An Estonian man has been extradited to New York to face charges he was part of a hacking gang that infected more than 4 million computers with malware as part of a massive click-fraud scheme.
Anton Ivanov is one of seven Estonian and Russian men charged in November with operating an international conspiracy that generated $14 million in phony revenue. He arrived in New York on Thursday afternoon and appeared in federal court in Manhattan for an arraignment hearing. Five other men charged in the operation are still being held in Estonia. One man accused of participating in the fraud ring remains at large.
The US Department of Justice accused the seven men of orchestrating a far-reaching botnet scam that infected both Windows and Mac computers with malware that replaced the IP addresses of legitimate sites with those controlled by the attackers. DNS Changer, as the malware was dubbed by researchers, caused compromised machines to rely on rogue DNS servers that caused victims to view websites they never would have seen on uninfected systems. The malware also prevented them from reaching antimalware sites, making it hard for them to disinfect their machines.
The scam, which Ars covered in-depth in November, hijacked user machines when they visited booby-trapped websites or downloaded tainted software to view videos. Once on user systems, DNS Changer caused them to visit fraudulent websites that displayed ads brokered by the operators, prosecutors said.
Manhattan US Attorney Preet Bharara called it “a diabolical scheme.” In addition to replacing legitimate advertising on popular sites with fake ads, it also intercepted search engine results to get users to click to websites that counted the clicks and charged legitimate companies duped into hosting ads on the fraudulent sites for the inflated page views.
In its Thursday statement, the US Attorney's office gave examples of some of the click-fraud situations that malware-infected computers served. In ad-replacement fraud, users visiting the Wall Street Journal saw ads for “Fashion Girl LA” rather than the proper American Express Plum Card ad, and visitors to Amazon.com saw ads for an e-mail marketing business rather than the Internet Explorer 8 ad that was supposed to render. In search engine-fraud, users trying to access the official Apple-iTunes link through a search engine were redirected to an unaffiliated Apple software company, and users searching for the IRS were redirected to H&R Block.

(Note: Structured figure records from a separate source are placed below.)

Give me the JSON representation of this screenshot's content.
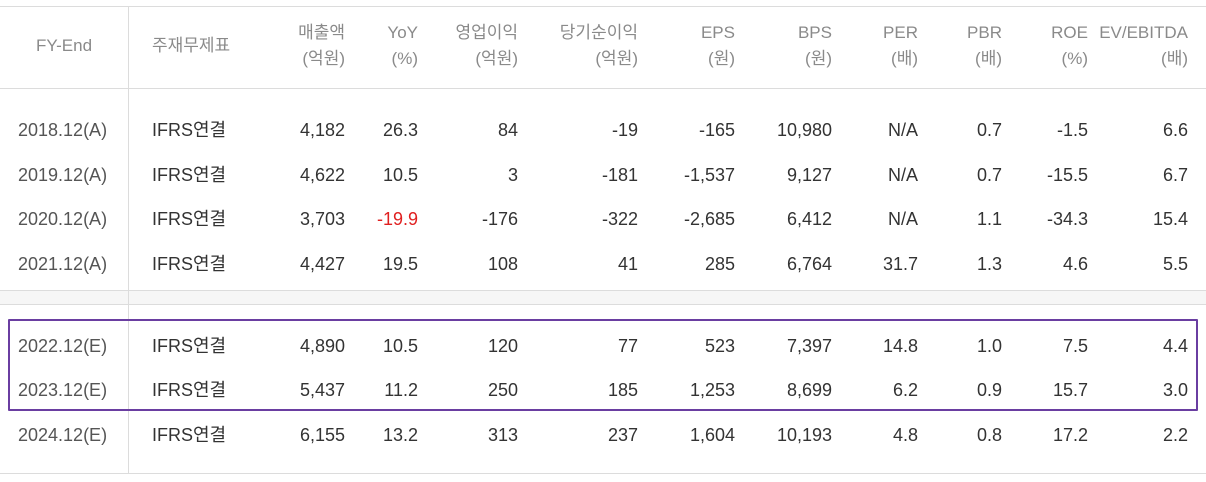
{
  "table": {
    "headers": [
      {
        "l1": "FY-End",
        "l2": ""
      },
      {
        "l1": "주재무제표",
        "l2": ""
      },
      {
        "l1": "매출액",
        "l2": "(억원)"
      },
      {
        "l1": "YoY",
        "l2": "(%)"
      },
      {
        "l1": "영업이익",
        "l2": "(억원)"
      },
      {
        "l1": "당기순이익",
        "l2": "(억원)"
      },
      {
        "l1": "EPS",
        "l2": "(원)"
      },
      {
        "l1": "BPS",
        "l2": "(원)"
      },
      {
        "l1": "PER",
        "l2": "(배)"
      },
      {
        "l1": "PBR",
        "l2": "(배)"
      },
      {
        "l1": "ROE",
        "l2": "(%)"
      },
      {
        "l1": "EV/EBITDA",
        "l2": "(배)"
      }
    ],
    "rows": [
      [
        "2018.12(A)",
        "IFRS연결",
        "4,182",
        "26.3",
        "84",
        "-19",
        "-165",
        "10,980",
        "N/A",
        "0.7",
        "-1.5",
        "6.6"
      ],
      [
        "2019.12(A)",
        "IFRS연결",
        "4,622",
        "10.5",
        "3",
        "-181",
        "-1,537",
        "9,127",
        "N/A",
        "0.7",
        "-15.5",
        "6.7"
      ],
      [
        "2020.12(A)",
        "IFRS연결",
        "3,703",
        "-19.9",
        "-176",
        "-322",
        "-2,685",
        "6,412",
        "N/A",
        "1.1",
        "-34.3",
        "15.4"
      ],
      [
        "2021.12(A)",
        "IFRS연결",
        "4,427",
        "19.5",
        "108",
        "41",
        "285",
        "6,764",
        "31.7",
        "1.3",
        "4.6",
        "5.5"
      ],
      [
        "2022.12(E)",
        "IFRS연결",
        "4,890",
        "10.5",
        "120",
        "77",
        "523",
        "7,397",
        "14.8",
        "1.0",
        "7.5",
        "4.4"
      ],
      [
        "2023.12(E)",
        "IFRS연결",
        "5,437",
        "11.2",
        "250",
        "185",
        "1,253",
        "8,699",
        "6.2",
        "0.9",
        "15.7",
        "3.0"
      ],
      [
        "2024.12(E)",
        "IFRS연결",
        "6,155",
        "13.2",
        "313",
        "237",
        "1,604",
        "10,193",
        "4.8",
        "0.8",
        "17.2",
        "2.2"
      ]
    ],
    "negative_highlight_color": "#e02020",
    "highlight_border_color": "#6a3ea1"
  }
}
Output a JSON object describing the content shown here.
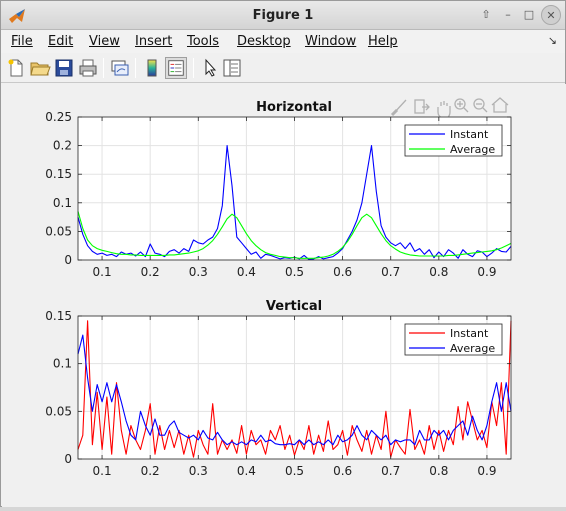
{
  "window": {
    "title": "Figure 1"
  },
  "menu": [
    "File",
    "Edit",
    "View",
    "Insert",
    "Tools",
    "Desktop",
    "Window",
    "Help"
  ],
  "toolbar": [
    "new-figure-icon",
    "open-file-icon",
    "save-icon",
    "print-icon",
    "link-plot-icon",
    "colorbar-icon",
    "legend-icon",
    "pointer-icon",
    "property-inspector-icon"
  ],
  "axes_toolbar": [
    "brush-icon",
    "export-icon",
    "pan-icon",
    "zoom-in-icon",
    "zoom-out-icon",
    "home-icon"
  ],
  "colors": {
    "blue": "#0000ff",
    "green": "#00ff00",
    "red": "#ff0000"
  },
  "chart_data": [
    {
      "type": "line",
      "title": "Horizontal",
      "xlim": [
        0.05,
        0.95
      ],
      "ylim": [
        0,
        0.25
      ],
      "xticks": [
        "0.1",
        "0.2",
        "0.3",
        "0.4",
        "0.5",
        "0.6",
        "0.7",
        "0.8",
        "0.9"
      ],
      "yticks": [
        "0",
        "0.05",
        "0.1",
        "0.15",
        "0.2",
        "0.25"
      ],
      "grid": true,
      "legend_position": "top-right",
      "series": [
        {
          "name": "Instant",
          "color": "#0000ff",
          "x": [
            0.05,
            0.06,
            0.07,
            0.08,
            0.09,
            0.1,
            0.11,
            0.12,
            0.13,
            0.14,
            0.15,
            0.16,
            0.17,
            0.18,
            0.19,
            0.2,
            0.21,
            0.22,
            0.23,
            0.24,
            0.25,
            0.26,
            0.27,
            0.28,
            0.29,
            0.3,
            0.31,
            0.32,
            0.33,
            0.34,
            0.35,
            0.36,
            0.37,
            0.38,
            0.39,
            0.4,
            0.41,
            0.42,
            0.43,
            0.44,
            0.45,
            0.46,
            0.47,
            0.48,
            0.49,
            0.5,
            0.51,
            0.52,
            0.53,
            0.54,
            0.55,
            0.56,
            0.57,
            0.58,
            0.59,
            0.6,
            0.61,
            0.62,
            0.63,
            0.64,
            0.65,
            0.66,
            0.67,
            0.68,
            0.69,
            0.7,
            0.71,
            0.72,
            0.73,
            0.74,
            0.75,
            0.76,
            0.77,
            0.78,
            0.79,
            0.8,
            0.81,
            0.82,
            0.83,
            0.84,
            0.85,
            0.86,
            0.87,
            0.88,
            0.89,
            0.9,
            0.91,
            0.92,
            0.93,
            0.94,
            0.95
          ],
          "y": [
            0.075,
            0.045,
            0.025,
            0.015,
            0.01,
            0.012,
            0.008,
            0.01,
            0.006,
            0.014,
            0.01,
            0.012,
            0.007,
            0.014,
            0.006,
            0.028,
            0.012,
            0.01,
            0.006,
            0.015,
            0.018,
            0.012,
            0.02,
            0.015,
            0.035,
            0.03,
            0.028,
            0.035,
            0.04,
            0.055,
            0.095,
            0.2,
            0.13,
            0.04,
            0.03,
            0.02,
            0.01,
            0.014,
            0.003,
            0.01,
            0.008,
            0.005,
            0.002,
            0.004,
            0.003,
            0.005,
            0.002,
            0.008,
            0.001,
            0.002,
            0.006,
            0.002,
            0.004,
            0.006,
            0.012,
            0.02,
            0.035,
            0.05,
            0.07,
            0.1,
            0.15,
            0.2,
            0.12,
            0.06,
            0.04,
            0.03,
            0.025,
            0.03,
            0.02,
            0.03,
            0.015,
            0.02,
            0.01,
            0.018,
            0.004,
            0.014,
            0.006,
            0.018,
            0.012,
            0.003,
            0.018,
            0.01,
            0.006,
            0.016,
            0.014,
            0.006,
            0.012,
            0.02,
            0.015,
            0.014,
            0.024
          ]
        },
        {
          "name": "Average",
          "color": "#00ff00",
          "x": [
            0.05,
            0.06,
            0.07,
            0.08,
            0.09,
            0.1,
            0.11,
            0.12,
            0.13,
            0.14,
            0.15,
            0.16,
            0.17,
            0.18,
            0.19,
            0.2,
            0.21,
            0.22,
            0.23,
            0.24,
            0.25,
            0.26,
            0.27,
            0.28,
            0.29,
            0.3,
            0.31,
            0.32,
            0.33,
            0.34,
            0.35,
            0.36,
            0.37,
            0.38,
            0.39,
            0.4,
            0.41,
            0.42,
            0.43,
            0.44,
            0.45,
            0.46,
            0.47,
            0.48,
            0.49,
            0.5,
            0.51,
            0.52,
            0.53,
            0.54,
            0.55,
            0.56,
            0.57,
            0.58,
            0.59,
            0.6,
            0.61,
            0.62,
            0.63,
            0.64,
            0.65,
            0.66,
            0.67,
            0.68,
            0.69,
            0.7,
            0.71,
            0.72,
            0.73,
            0.74,
            0.75,
            0.76,
            0.77,
            0.78,
            0.79,
            0.8,
            0.81,
            0.82,
            0.83,
            0.84,
            0.85,
            0.86,
            0.87,
            0.88,
            0.89,
            0.9,
            0.91,
            0.92,
            0.93,
            0.94,
            0.95
          ],
          "y": [
            0.085,
            0.055,
            0.035,
            0.025,
            0.02,
            0.017,
            0.015,
            0.013,
            0.011,
            0.01,
            0.01,
            0.009,
            0.009,
            0.008,
            0.008,
            0.008,
            0.008,
            0.008,
            0.008,
            0.009,
            0.009,
            0.01,
            0.011,
            0.012,
            0.014,
            0.016,
            0.02,
            0.026,
            0.034,
            0.045,
            0.058,
            0.072,
            0.08,
            0.074,
            0.06,
            0.046,
            0.034,
            0.025,
            0.018,
            0.013,
            0.01,
            0.008,
            0.006,
            0.005,
            0.004,
            0.004,
            0.003,
            0.003,
            0.003,
            0.003,
            0.004,
            0.005,
            0.007,
            0.01,
            0.015,
            0.022,
            0.032,
            0.045,
            0.06,
            0.074,
            0.08,
            0.074,
            0.06,
            0.046,
            0.034,
            0.025,
            0.019,
            0.014,
            0.011,
            0.009,
            0.008,
            0.007,
            0.007,
            0.007,
            0.007,
            0.007,
            0.007,
            0.008,
            0.008,
            0.009,
            0.01,
            0.011,
            0.012,
            0.013,
            0.014,
            0.015,
            0.016,
            0.018,
            0.021,
            0.025,
            0.029
          ]
        }
      ]
    },
    {
      "type": "line",
      "title": "Vertical",
      "xlim": [
        0.05,
        0.95
      ],
      "ylim": [
        0,
        0.15
      ],
      "xticks": [
        "0.1",
        "0.2",
        "0.3",
        "0.4",
        "0.5",
        "0.6",
        "0.7",
        "0.8",
        "0.9"
      ],
      "yticks": [
        "0",
        "0.05",
        "0.1",
        "0.15"
      ],
      "grid": true,
      "legend_position": "top-right",
      "series": [
        {
          "name": "Instant",
          "color": "#ff0000",
          "x": [
            0.05,
            0.06,
            0.07,
            0.08,
            0.09,
            0.1,
            0.11,
            0.12,
            0.13,
            0.14,
            0.15,
            0.16,
            0.17,
            0.18,
            0.19,
            0.2,
            0.21,
            0.22,
            0.23,
            0.24,
            0.25,
            0.26,
            0.27,
            0.28,
            0.29,
            0.3,
            0.31,
            0.32,
            0.33,
            0.34,
            0.35,
            0.36,
            0.37,
            0.38,
            0.39,
            0.4,
            0.41,
            0.42,
            0.43,
            0.44,
            0.45,
            0.46,
            0.47,
            0.48,
            0.49,
            0.5,
            0.51,
            0.52,
            0.53,
            0.54,
            0.55,
            0.56,
            0.57,
            0.58,
            0.59,
            0.6,
            0.61,
            0.62,
            0.63,
            0.64,
            0.65,
            0.66,
            0.67,
            0.68,
            0.69,
            0.7,
            0.71,
            0.72,
            0.73,
            0.74,
            0.75,
            0.76,
            0.77,
            0.78,
            0.79,
            0.8,
            0.81,
            0.82,
            0.83,
            0.84,
            0.85,
            0.86,
            0.87,
            0.88,
            0.89,
            0.9,
            0.91,
            0.92,
            0.93,
            0.94,
            0.95
          ],
          "y": [
            0.01,
            0.025,
            0.145,
            0.015,
            0.07,
            0.01,
            0.065,
            0.005,
            0.08,
            0.03,
            0.005,
            0.035,
            0.02,
            0.01,
            0.03,
            0.058,
            0.005,
            0.035,
            0.01,
            0.03,
            0.012,
            0.03,
            0.005,
            0.025,
            0.002,
            0.03,
            0.015,
            0.005,
            0.058,
            0.005,
            0.02,
            0.01,
            0.02,
            0.006,
            0.035,
            0.005,
            0.03,
            0.015,
            0.02,
            0.005,
            0.03,
            0.02,
            0.035,
            0.01,
            0.025,
            0.004,
            0.02,
            0.01,
            0.035,
            0.005,
            0.025,
            0.008,
            0.04,
            0.01,
            0.015,
            0.03,
            0.004,
            0.035,
            0.02,
            0.008,
            0.03,
            0.005,
            0.025,
            0.01,
            0.05,
            0.002,
            0.02,
            0.012,
            0.005,
            0.052,
            0.01,
            0.02,
            0.005,
            0.035,
            0.01,
            0.03,
            0.008,
            0.03,
            0.015,
            0.055,
            0.02,
            0.06,
            0.04,
            0.02,
            0.03,
            0.012,
            0.06,
            0.035,
            0.08,
            0.005,
            0.145
          ]
        },
        {
          "name": "Average",
          "color": "#0000ff",
          "x": [
            0.05,
            0.06,
            0.07,
            0.08,
            0.09,
            0.1,
            0.11,
            0.12,
            0.13,
            0.14,
            0.15,
            0.16,
            0.17,
            0.18,
            0.19,
            0.2,
            0.21,
            0.22,
            0.23,
            0.24,
            0.25,
            0.26,
            0.27,
            0.28,
            0.29,
            0.3,
            0.31,
            0.32,
            0.33,
            0.34,
            0.35,
            0.36,
            0.37,
            0.38,
            0.39,
            0.4,
            0.41,
            0.42,
            0.43,
            0.44,
            0.45,
            0.46,
            0.47,
            0.48,
            0.49,
            0.5,
            0.51,
            0.52,
            0.53,
            0.54,
            0.55,
            0.56,
            0.57,
            0.58,
            0.59,
            0.6,
            0.61,
            0.62,
            0.63,
            0.64,
            0.65,
            0.66,
            0.67,
            0.68,
            0.69,
            0.7,
            0.71,
            0.72,
            0.73,
            0.74,
            0.75,
            0.76,
            0.77,
            0.78,
            0.79,
            0.8,
            0.81,
            0.82,
            0.83,
            0.84,
            0.85,
            0.86,
            0.87,
            0.88,
            0.89,
            0.9,
            0.91,
            0.92,
            0.93,
            0.94,
            0.95
          ],
          "y": [
            0.11,
            0.13,
            0.085,
            0.05,
            0.078,
            0.06,
            0.08,
            0.06,
            0.078,
            0.06,
            0.04,
            0.025,
            0.02,
            0.05,
            0.035,
            0.025,
            0.042,
            0.025,
            0.025,
            0.035,
            0.04,
            0.028,
            0.025,
            0.022,
            0.025,
            0.02,
            0.03,
            0.022,
            0.02,
            0.028,
            0.02,
            0.015,
            0.018,
            0.015,
            0.018,
            0.015,
            0.02,
            0.018,
            0.025,
            0.018,
            0.02,
            0.016,
            0.015,
            0.015,
            0.016,
            0.015,
            0.02,
            0.015,
            0.02,
            0.015,
            0.018,
            0.015,
            0.02,
            0.015,
            0.025,
            0.018,
            0.02,
            0.025,
            0.035,
            0.025,
            0.02,
            0.03,
            0.025,
            0.02,
            0.025,
            0.015,
            0.02,
            0.018,
            0.02,
            0.02,
            0.015,
            0.03,
            0.02,
            0.02,
            0.03,
            0.025,
            0.03,
            0.02,
            0.03,
            0.035,
            0.04,
            0.025,
            0.045,
            0.03,
            0.02,
            0.035,
            0.06,
            0.08,
            0.05,
            0.08,
            0.05
          ]
        }
      ]
    }
  ]
}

Because the malware changed the DNS settings on infected computers, the Justice Department requested that the rogue servers be, replaced with legitimate ones administered by the non-profit Internet Systems Consortium for 120 days. A later order extended the period of operation for another 120 days, ending on July 9, 2012, so as not to force blackouts on victims of the attacks without warning.
Ivanov is 27 and if convicted faces a maximum sentence of 85 years in prison for five counts of wire fraud, and computer intrusion conspiracy. The malware which infected machines in 100 countries, was found on NASA and other government-controlled computers. Servers implicated in the crime were seized in Chicago and New York.